I never really imagined one brush could take care of all my base makeup needs till I laid my hands on Wayne Goss Brush 1. I put my name on the waiting list before the line launched, but I wasn’t fast enough to get anything from the first batch. Come Boxing Day, while the fiance was watching multiple English Premier League matches back to back, I got bored and decided to finally treat myself to some Wayne Goss brushes. They arrived (I also bought 4 Medium Crease and 6 Blending) a few days later, and we have been inseparable ever since!
First thing first: all Wayne Goss brushes I own are incredibly well-made. The eyeshadow brushes have long handles, and the handle of Brush 1 is shorter (but longer than that of, for example, Shiseido Perfect Foundation Brush). It is comfortable to hold but not exactly hefty.
Brush 1 has two types of hair, namely the shorter natural hair and the longer synthetic one. The synthetic hair has a bit more yield, but I cannot overemphasize how soft this brush feels on the skin! It honestly makes me wonder why I ever put any other brush on my face. I have washed it a handful of times so far.

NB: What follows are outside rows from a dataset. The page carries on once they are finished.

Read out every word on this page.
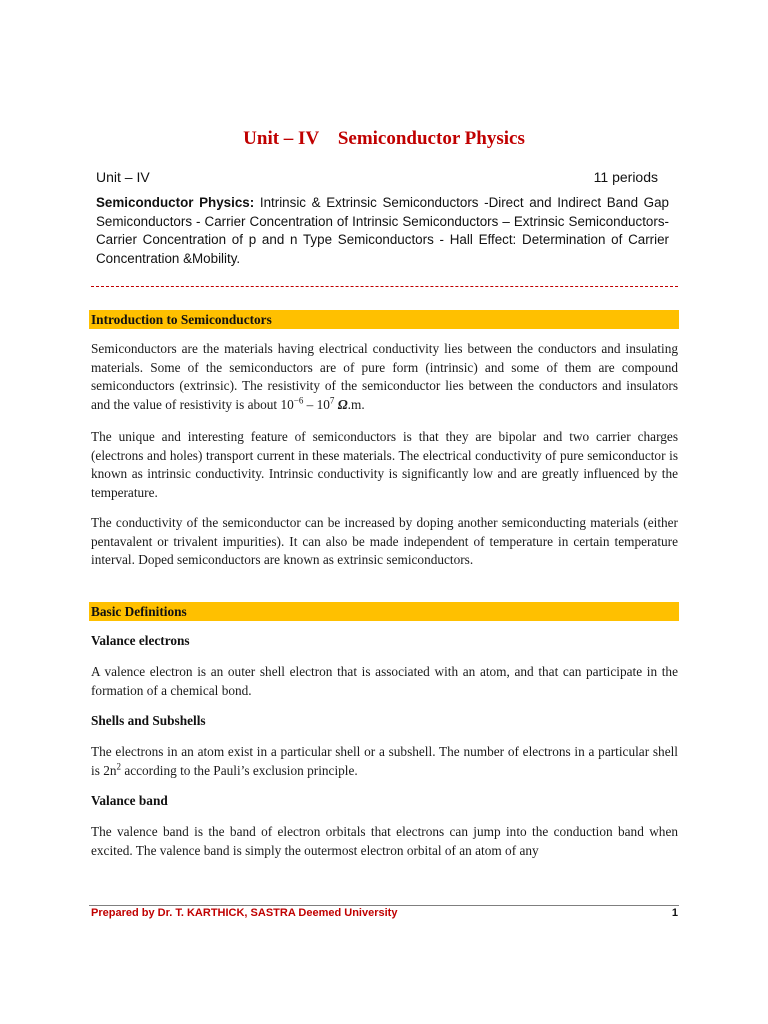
Unit – IV    Semiconductor Physics
Unit – IV	11 periods
Semiconductor Physics: Intrinsic & Extrinsic Semiconductors -Direct and Indirect Band Gap Semiconductors - Carrier Concentration of Intrinsic Semiconductors – Extrinsic Semiconductors- Carrier Concentration of p and n Type Semiconductors - Hall Effect: Determination of Carrier Concentration &Mobility.
Introduction to Semiconductors
Semiconductors are the materials having electrical conductivity lies between the conductors and insulating materials. Some of the semiconductors are of pure form (intrinsic) and some of them are compound semiconductors (extrinsic). The resistivity of the semiconductor lies between the conductors and insulators and the value of resistivity is about $10^{-6} - 10^7$ Ω.m.
The unique and interesting feature of semiconductors is that they are bipolar and two carrier charges (electrons and holes) transport current in these materials. The electrical conductivity of pure semiconductor is known as intrinsic conductivity. Intrinsic conductivity is significantly low and are greatly influenced by the temperature.
The conductivity of the semiconductor can be increased by doping another semiconducting materials (either pentavalent or trivalent impurities). It can also be made independent of temperature in certain temperature interval. Doped semiconductors are known as extrinsic semiconductors.
Basic Definitions
Valance electrons
A valence electron is an outer shell electron that is associated with an atom, and that can participate in the formation of a chemical bond.
Shells and Subshells
The electrons in an atom exist in a particular shell or a subshell. The number of electrons in a particular shell is $2n^2$ according to the Pauli’s exclusion principle.
Valance band
The valence band is the band of electron orbitals that electrons can jump into the conduction band when excited. The valence band is simply the outermost electron orbital of an atom of any
Prepared by Dr. T. KARTHICK, SASTRA Deemed University	1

It keeps the shape beautifully, doesn’t shed a single hair, and it cleans up really well. I am a little skeptical about how long it’ll stay white, but so far so good.
Wayne Goss Brush 1 is not the first duo-fiber stippling brush I own, but it is more versatile than all of them put together. In one single makeup session, I can use this one brush for foundation, concealers (both underneath my eyes and other imperfections), cream blush, and highlighter. This is possible because first of all, the incredibly soft hair makes it perfect even for the undereye area. Second of all, the tip is more slanted than any other foundation brushes I have tried. The slanted shape gives it a small “tip” on the longer end, so it is effective even when it comes to concealing a spot.
Wayne suggest several different ways of using this brush in his video tutorial. According to him, for sensitive and dry skin, it is the best to use light to moderate pressure in downward strokes. Out of the many ways I have used this brush, this is actually not one I would personally recommend. I find that it produces strokes this way, and I end up having to go back with a light stippling motion to smooth everything out. However, a stippling motion does work very well. Wayne also suggest a firmer circular motion in areas with enlarged pores (around the nose for me). This turns out to disguise my problem areas so well that I have been able to cut back on concealer!
Besides fulfilling the potential of my foundation and blending out concealer in a flash, cream blushes are a piece of cake for Wayne Goss Brush 1. Wayne demonstrates how to highlight and contour with this brush in his tutorial. Essentially, dab the product onto the lower edge of the brush and pull in the direction you need. I don’t have any liquid product for contouring so I haven’t tried that, but highlighting with the combination of this brush and Becca Opal Shimmering Skin Perfector works very well. I squeeze out a little bit of product on the back of my hand, dab the shorter edge in it, and pull it upwards on the top of my cheekbones. I definitely prefer using this brush to my finger for this purpose now, as the effect is even more precise and subtle!
Last but not least, I am going to quickly compare Wayne Goss Brush 1 with my former holy grail foundation brush, Shiseido Perfect Foundation Brush for you. Part of the reason why I decided to grab Brush 1 is because I purchased a backup of the Shiseido one last summer when I was in Taipei. However, ever since the first wash, the hair started detaching from the ferrule till eventually the whole thing fell apart. Since I purchased it when I was on holiday, I had no receipt and no means of getting an exchange. I have never had this happen to any of my brushes, and I am sure I got a dud because I haven’t read about similar incidents. Still, this has left a bitter taste in my mouth and I am not ready to give it another chance (now that I have found the Wayne Goss one, I really won’t have to).
As you can see, the tip of Wayne Goss Brush 1 is more slanted, which makes it better for detail work and therefore much more versatile. While I wouldn’t call the Shiseido brush scratchy, it is by no means comparable with the softness level of Wayne Goss. Also, I would like to add that since the hair of Wayne Goss Brush 1 is more flexible, it is easier to get the grime out.
Wayne Goss Brush 1 goes for 30 pounds (around 36 euros) on Love Make Up (non-affiliate link). While I wouldn’t call it “cheap”, it is only about 1.5 quid more than the Shiseido one, and actually cheaper than MAC duo-fibre brushes here in Europe. For the quality and versatility, I can’t recommend it enough. Especially if you have a preference for stippling brushes for foundation, put it on your wish list already!
I still have to review my Medium Crease and Blending brushes from Wayne Goss (spoiler alert: they are just as soft as Le Métier de Beauté brushes, and the shapes are awesome) In the meantime, if you are interested in finding out more about the line, move over to Phyrra, Sweet Makeup Temptations, and Color Me Loud! I have to thank these ladies for helping me makeup my mind!
OK this is one long post about a single brush. Can you feel how much love I have for it?